A missing piece slid into place. The girl felt herself stretching out, enveloping the infinity beside her. Everything sharpened into perfect clarity. The ghostly figures solidified. She could see everything in those never-ending streams.
Then a voice answered her call.
Greetings.
It sounded tired. She'd never known one to be tired before. She hadn't thought they could.
You are quite the unusual child, little one.
She smiled at the familiar nickname. Hello. What's your name?
I am called the Chamber of the Ordeal now. it replied. The girl wrinkled her nose.
But surely you had a nickname. We always came up with nicknames. What did they call you?
It had to pause for a moment. It was something unnoticeable by the humans of this world, but was something that would have told its creators it was searching in memories long past.
The little girl noticed.
Luci. It finally said. They called me Luci. The little girl grinned. We called ours Danni. She narrowed her eyes a little. But you're different. She paused, trying to put the sensation into thoughts the presence could understand. Your feel…you feel like Poppa. You feel like Poppa when we talked like this. Her eyes lit up as she managed to put the feeling into a familiar context.
It made her quiet for a few minutes; wandering down that path of memories she'd unwittingly reminded herself of. The presence waited.
Could you…she started hesitantly. She ducked her head and finished in a rush, Could you show me what you really look like? I miss it.
The presence paused again, digging through millennia of memories. When it found it, the world turned white.
The girl craned her head upward, sighing happily. She could barely see the ceiling. The room stretched out for miles in front of her. The clear floor squeaked as she made her way over to the huge display. Not that she needed to, to see. It was just the sheer effect. The pull of something she'd not seen in a great many years, and had never really been permitted to see properly anyway.
The image of a planet revolved on the display. But there was too much blue.

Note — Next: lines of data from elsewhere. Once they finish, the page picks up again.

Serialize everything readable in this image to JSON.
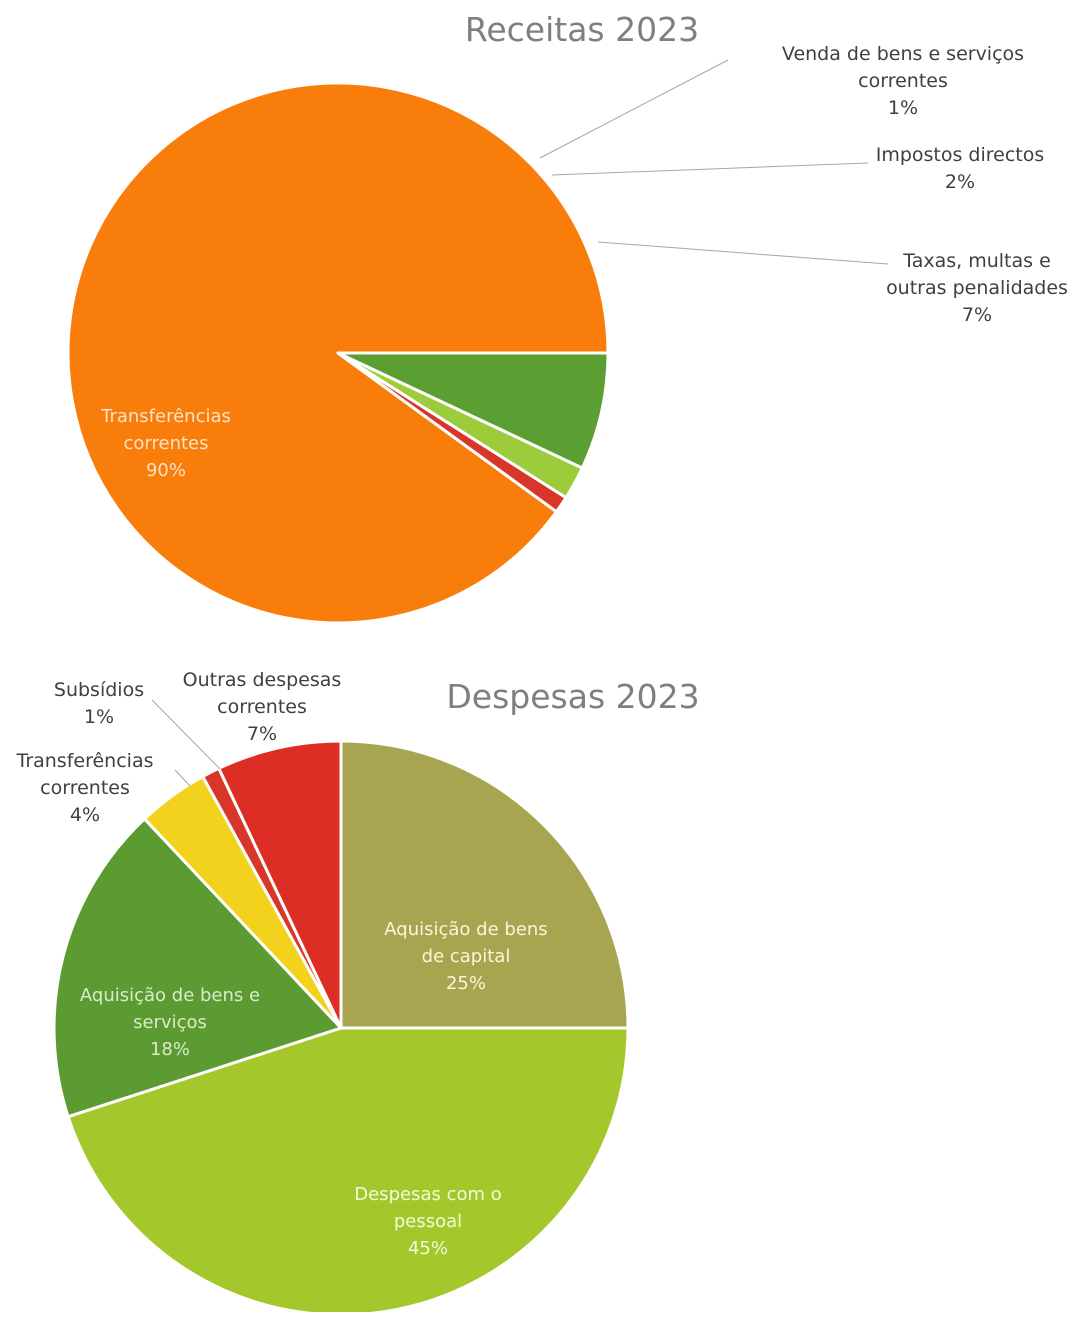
{
  "chart_data": [
    {
      "type": "pie",
      "title": "Receitas 2023",
      "slices": [
        {
          "label": [
            "Transferências",
            "correntes"
          ],
          "value": 90,
          "display": "90%",
          "color": "#f97d0b",
          "label_pos": "inside"
        },
        {
          "label": [
            "Venda de bens e serviços",
            "correntes"
          ],
          "value": 1,
          "display": "1%",
          "color": "#d8362a",
          "label_pos": "outside"
        },
        {
          "label": [
            "Impostos directos"
          ],
          "value": 2,
          "display": "2%",
          "color": "#9ccb3c",
          "label_pos": "outside"
        },
        {
          "label": [
            "Taxas, multas e",
            "outras penalidades"
          ],
          "value": 7,
          "display": "7%",
          "color": "#5b9f32",
          "label_pos": "outside"
        }
      ]
    },
    {
      "type": "pie",
      "title": "Despesas 2023",
      "slices": [
        {
          "label": [
            "Aquisição de bens",
            "de capital"
          ],
          "value": 25,
          "display": "25%",
          "color": "#a8a551",
          "label_pos": "inside"
        },
        {
          "label": [
            "Despesas com o",
            "pessoal"
          ],
          "value": 45,
          "display": "45%",
          "color": "#a4c72b",
          "label_pos": "inside"
        },
        {
          "label": [
            "Aquisição  de bens e",
            "serviços"
          ],
          "value": 18,
          "display": "18%",
          "color": "#5b9b32",
          "label_pos": "inside"
        },
        {
          "label": [
            "Transferências",
            "correntes"
          ],
          "value": 4,
          "display": "4%",
          "color": "#f2d21c",
          "label_pos": "outside"
        },
        {
          "label": [
            "Subsídios"
          ],
          "value": 1,
          "display": "1%",
          "color": "#d8362a",
          "label_pos": "outside"
        },
        {
          "label": [
            "Outras despesas",
            "correntes"
          ],
          "value": 7,
          "display": "7%",
          "color": "#dc2e24",
          "label_pos": "outside"
        }
      ]
    }
  ]
}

This isn't this planet, is it?
No. The computer replied sadly. It is not. This is my home planet. This is where I was made, and where I was stationed.
It's beautiful. she breathed. I've never been there before.
And neither have I, not for a great many years.
The girl crawled up onto a couch and curled up on top, giving him as much as a physical hug as she could. The computer felt something it had never felt before. Nostalgia. Sadness. And a loneliness that it only just noticed now because there was someone to fill that void.
He'd forgotten what it felt like, to have a crew. It wanted to banish that feeling. Find something happier.
Dragging memories out of deep storage- he didn't know when they'd stopped being data and become memories- he struggled to remember what he'd done for the children all those millennia ago.
That's right.
Would you like to see the atrium? he asked. It's sunny today. Her answer was to bounce out of her chair and dash to the grav lift. But before she reached it, she flickered and disappeared.
Jiltanith fell backwards as a painfully strong grip yanked her away from the door. She sprawled on the floor staring up into Jasson's face. He didn't look happy. More like downright furious.
"What were you doing? You were sitting there for so long I thought you'd died!"
He was shaking. Jiltanith couldn't tell if it was in anger or fear. Or of her or the Chamber. So she reacted as she always did when faced with something she didn't know now to deal with.
"So I'm weird if I don't go and I'm terrifying when I do? You people need to make up your minds."
"You were sitting there for two hours." he hissed tightly "I've never seen someone there for more than 10 minutes." He was breathing heavily. "The Chamber is dangerous. People have died in there."
Too enraged to say anything further and still be coherent, he whirled around and stalked away. Jiltanith checked to make sure his back was turned before gently placing her hand back on the door.
"I'll be back." She whispered silently. She felt the computer acknowledge it through her child's implant as she rose and ran to catch up with Jasson.